The decline in the daily wage rate for causal labour in Mogadishu is accounted for by a major trend that make the region in which the capital located the inappropriate comparator’ . Between December 2006 ( when Ethiopia intervened in Somalia to back up the Transitional Federal Government (hereafter TFG’) and late 2011 (when Al Shabab militant group foot-soldiers were forced to flee Mogadishu) , people in the capital were affected by insurgency against the TFG, and this affected the economic activities in the capital and caused many people to become internally displaced people in places like Puntland.
According to the author, livestock exports and pirate money affect Somali exchange rate ( although goats and camels are prized hard-currency earners) . The Somali shilling (SSh) is not backed by a government and there is no monetary authority.

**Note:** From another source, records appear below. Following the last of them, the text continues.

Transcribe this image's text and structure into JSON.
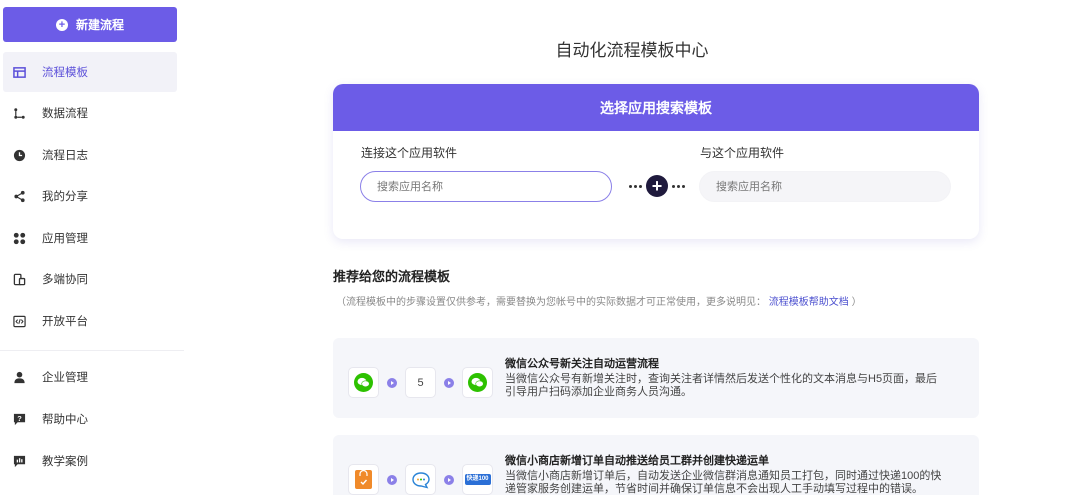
{
  "sidebar": {
    "new_flow_label": "新建流程",
    "items": [
      {
        "label": "流程模板",
        "icon": "template-icon",
        "active": true
      },
      {
        "label": "数据流程",
        "icon": "flow-icon"
      },
      {
        "label": "流程日志",
        "icon": "clock-icon"
      },
      {
        "label": "我的分享",
        "icon": "share-icon"
      },
      {
        "label": "应用管理",
        "icon": "apps-icon"
      },
      {
        "label": "多端协同",
        "icon": "devices-icon"
      },
      {
        "label": "开放平台",
        "icon": "code-icon"
      }
    ],
    "bottom_items": [
      {
        "label": "企业管理",
        "icon": "person-icon"
      },
      {
        "label": "帮助中心",
        "icon": "help-icon"
      },
      {
        "label": "教学案例",
        "icon": "chart-icon"
      }
    ]
  },
  "main": {
    "title": "自动化流程模板中心",
    "search": {
      "header": "选择应用搜索模板",
      "left_label": "连接这个应用软件",
      "left_placeholder": "搜索应用名称",
      "right_label": "与这个应用软件",
      "right_placeholder": "搜索应用名称"
    },
    "recommend": {
      "title": "推荐给您的流程模板",
      "note_prefix": "（流程模板中的步骤设置仅供参考，需要替换为您帐号中的实际数据才可正常使用，更多说明见：",
      "note_link": "流程模板帮助文档",
      "note_suffix": "）"
    },
    "templates": [
      {
        "title": "微信公众号新关注自动运营流程",
        "description": "当微信公众号有新增关注时，查询关注者详情然后发送个性化的文本消息与H5页面，最后引导用户扫码添加企业商务人员沟通。",
        "step_number": "5"
      },
      {
        "title": "微信小商店新增订单自动推送给员工群并创建快递运单",
        "description": "当微信小商店新增订单后，自动发送企业微信群消息通知员工打包，同时通过快递100的快递管家服务创建运单，节省时间并确保订单信息不会出现人工手动填写过程中的错误。",
        "logo_text": "快递100"
      }
    ]
  },
  "colors": {
    "accent": "#6c5ce7",
    "active_nav_bg": "#f2f2f8",
    "wechat_green": "#2dc100"
  }
}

Many transactions are conducted in US dollars, but the Somali shilling continues to be widely used, writes Dr Shortland despite another effect on Somali exchange rate: money printed by the TFG and local administrations.
Using data from the US National Oceanic and Atmospheric Administration (NOAA), the author of the study argues that an increase in night-time light emissions reflect reconstruction after the civil war and diaspora remittances supporting consumption and development. After 2007 however, there appears to be a downturn in total light emissions in twelve of the fifteen cities. The exceptions are Garowe, Bosasso and Kismayo but the author contradicts herself when she writes: The Somali diaspora is likely to have contributed significantly to private investment in Garowe.
However, mass emigration from Puntland is relatively recent and the Puntland diaspora is less able to contribute than the well-established Somaliland diaspora, which emigrated in the 1970s and 80s. Emigration to the middle east in 1970s, and to Europe in late 1980s because of the civil war, was a common Somali experience. Neither the name Somaliland nor Puntland existed then: both administrations came into existence in1990s after the collapse of state in Somalia. Places like Garowe, the administrative capital of Puntland, grew partly because if the internally displaced people who fled southern Somalia and because of making the city the seat of Puntland administration.